Monday, August 14, 2017

Burda 8987: Silk Version

As I mentioned in my most recent post, Burda 8987 is a definite keeper. Barely a week has passed and I already made a second version, this time in silk. 

I had less than a yard left of this beautiful Italian silk from Theory (purchased from Emma One Sock) and I thought the abstract design would work well with the bias cut of the pattern. I have sewn two other tops using this fabric pairing it with Butterick 5450 and Salme 150 patterns. 

To facilitate the pattern layout on this fabric, I duplicated the front pattern piece so I could lay it out as one whole piece. 

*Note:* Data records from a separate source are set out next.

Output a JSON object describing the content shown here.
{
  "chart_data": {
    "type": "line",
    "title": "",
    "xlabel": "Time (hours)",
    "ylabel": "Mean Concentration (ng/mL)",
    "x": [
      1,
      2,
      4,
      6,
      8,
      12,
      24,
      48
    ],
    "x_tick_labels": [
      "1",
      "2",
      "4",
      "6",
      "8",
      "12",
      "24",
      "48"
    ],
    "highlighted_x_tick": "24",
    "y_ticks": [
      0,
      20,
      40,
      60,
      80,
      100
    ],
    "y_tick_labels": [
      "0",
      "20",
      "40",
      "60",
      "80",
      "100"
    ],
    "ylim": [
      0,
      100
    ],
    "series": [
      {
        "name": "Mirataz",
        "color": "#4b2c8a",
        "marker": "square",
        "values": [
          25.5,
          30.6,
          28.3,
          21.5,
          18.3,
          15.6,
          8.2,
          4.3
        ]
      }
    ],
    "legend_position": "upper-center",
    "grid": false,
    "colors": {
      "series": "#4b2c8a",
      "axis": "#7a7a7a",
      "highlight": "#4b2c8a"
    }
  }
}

Because the main fabric was a bit sheer, I opted to fully line it with Japanese cotton voile in light ivory, also purchased from Emma One Sock. I just used the main front and back pattern pieces for the lining. That made it simpler because I was able to do away with using facing for the neckline and armhole.

Since this is such a simple pattern, I'm just summarizing a few construction notes worth remembering:

1. I did not want to use any markers on my silk fabric so to construct the bust darts, I followed my usual method for dealing with such fabrics. Details can be read in this previous post.

Using removable template for the bust dart. 

2. Because my fabrics were very lightweight, I used French seams to finish the side and shoulder seams. 
Trimming along the initial 3/8" seam for the French seam finish.
3. I constructed the main fabric and lining fabric separately, sewing the center back seams and shoulder seams separately. 

4. To attach the lining to the main fabric, I sewed the two pieces along the neckline. To finish the seam, I just used a double layer of straight stitches and trimmed close to the edge. 

5. Instead of topstitching along the outside of the V neck, I understitched to keep the lining in place. 

6. To sew the armhole edges of main and lining fabrics together, I used the "burrito" method. This was done by aligning and sewing the armhole edges of the main and lining fabric one side at a time with the rest of the top sandwiched in between the two layers. 

7. After the neckline and armholes were constructed, it was easy enough to finish the side seams. 

8. For the bottom hem, I opted to sew a rolled hem using my serger. For the lining I just used a double narrow hem. 

My Juki MO 654DE has a built in roll hemmer. I only had to follow the rest of the instructions and didn't have to fiddle much with the tension settings at all to achieve a nice hem. 

Use only the upper looper, lower looper and right needle. 

Set the lower knife adjusting knob at 1-2. 

Turn the overlocking width selection knob to align with the red marking on the throat plate. 

Set stitch length to 1-1.5. 

One thing to remember is take note of the previous settings before adjusting everything to the roller hem settings. 

For the tension settings, I used 5 for the right needle and lower looper, 8 for the upper looper. I tested first on a small piece of main fabric scrap. 

Needless to say, this won't be the last version. Maybe for next time I might lengthen the hem to make it a tunic. 


  1. It is stunning, thanks for the inspiration

  2. Wow! I love this silk version on you! It is beautifully made, and looks great with the cardigan too.